Heyhat ekinleri ezdiniz, fidanları kırdınız.
Baharımızı ve yazımızı kışa çevirdiniz.
Yetmedi, Kur’an’la sünneti birbirinden ayırdınız.
Hiç tek kanatlı kuş uçar mı?
Kavramları dövüştürdünüz.
Maddi savaştan daha büyük yaralar açtınız.
Sağır mı oldunuz, gözünüz mü görmüyor, duymuyor musunuz?
Kalbiniz mi yok.
Bak işte çiçekleri hep ezdiniz.
Deizmi ve nihilizmi artırdınız.
Hepiniz bilirsiniz ki dünyamızın abı hayatı, H2O yani sudur.
İki hidrojen ve bir oksijenden oluşur.
Manevi dünyamızın suyu da H2O dur.
İki hidrojen, (sert ve değişmez madde) H2 ise Kur’an ve Sünnettir.
Oksijen ise akıldır, İçtihattır.
Bunlar birbirinden ayrılmaz ikilidir.
Herkesin protokoldeki yeri bellidir.
Et tırnaktan ayrılır mı hiç!
Bunlar hem maddi hem de manevi dünyamızın suyudur.
Susuz hayat olur mu?
Oksijensiz hayat olur mu?
Bugün sadece oksijen alıp karbondioksit veren insanlar yetiştirdiniz.
Bakın şu halimize, ilk günden itibaren ayrışmış olan ümmet, eserciler ve reycilerin ayrışım tohumlarını sulayıp duruyor, yeşertiyor.
Hiçbir Müslüman sünneti reddedemez, etmez.
Reddeden ( الله اعلم) Müslüman da olamaz.
Neyin sünnet ve rivayet, neyin değil meselesi hadisçilerin konusudur haşa haddim değil.
Fakat ilk sünneti reddedenler arasına, İmam Azam’da sokuldu.
Aklına göre din koymakla itham edildi.
Bu tacizlerden sonra O’da Kâbe’ye sığındı.
Cehalet ne kötü şeymiş Allah’ım.
Sonuçta Sıffın ve Cemel ortada…!
İfrat mı tefrit mi? ( امة وصطا )
İlmin, şehitlerin kanından üstün görüldüğü bir dinin mensuplarının haline bakın!
Kendi cehaletinizi görmeyip amman ha karşınızdakini yok etmeyin!

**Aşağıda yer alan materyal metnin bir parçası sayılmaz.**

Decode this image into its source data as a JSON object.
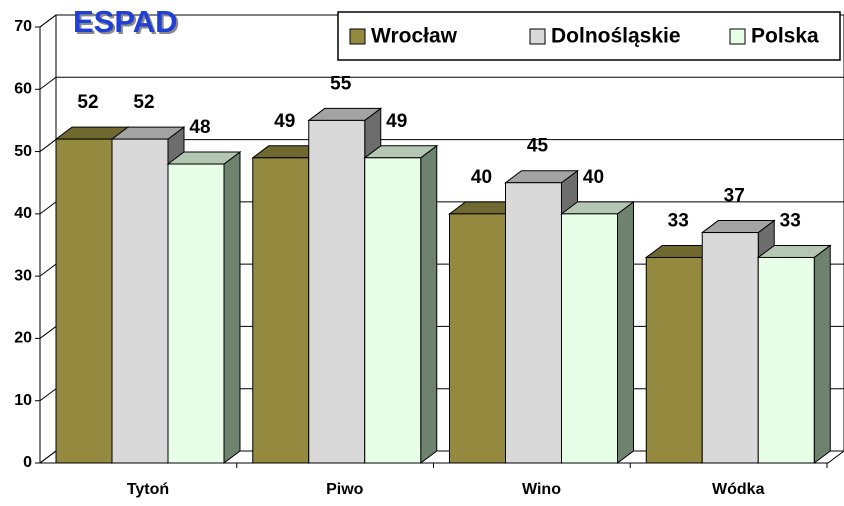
{
  "chart_data": {
    "type": "bar3d",
    "title": "ESPAD",
    "categories": [
      "Tytoń",
      "Piwo",
      "Wino",
      "Wódka"
    ],
    "series": [
      {
        "name": "Wrocław",
        "color": "#948a3f",
        "values": [
          52,
          49,
          40,
          33
        ]
      },
      {
        "name": "Dolnośląskie",
        "color": "#d9d9d9",
        "values": [
          52,
          55,
          45,
          37
        ]
      },
      {
        "name": "Polska",
        "color": "#e6ffe6",
        "values": [
          48,
          49,
          40,
          33
        ]
      }
    ],
    "ylim": [
      0,
      70
    ],
    "yticks": [
      0,
      10,
      20,
      30,
      40,
      50,
      60,
      70
    ],
    "grid": true,
    "legend": "top-right"
  }
}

Ne olur, birbirinizi daha fazla budamayın.
Yaralarımızı tekrar kanatmayın.
Yeter akan kanlarımız.
لا اله الأ الله محمد رسول الله
Ben H2O suyuyla yaşarım.
Peygamberimizin Muaz’a verdiği matara suyu.
H2O (Kur’an ve Sünnet) benim hayatım ve memadımdır.
Kabrimi bu suyla sularım.
Gönlümü bu suyla yıkarım.
Seccadem bu suyla sıcak.
İnsan doğduksa olabildik mi?
Yoksa durdurun dünyayı inecek var. Kim bilir! Kim anlar! Belki bir gün! Cumanız mübarek olsun. Saygılarımla.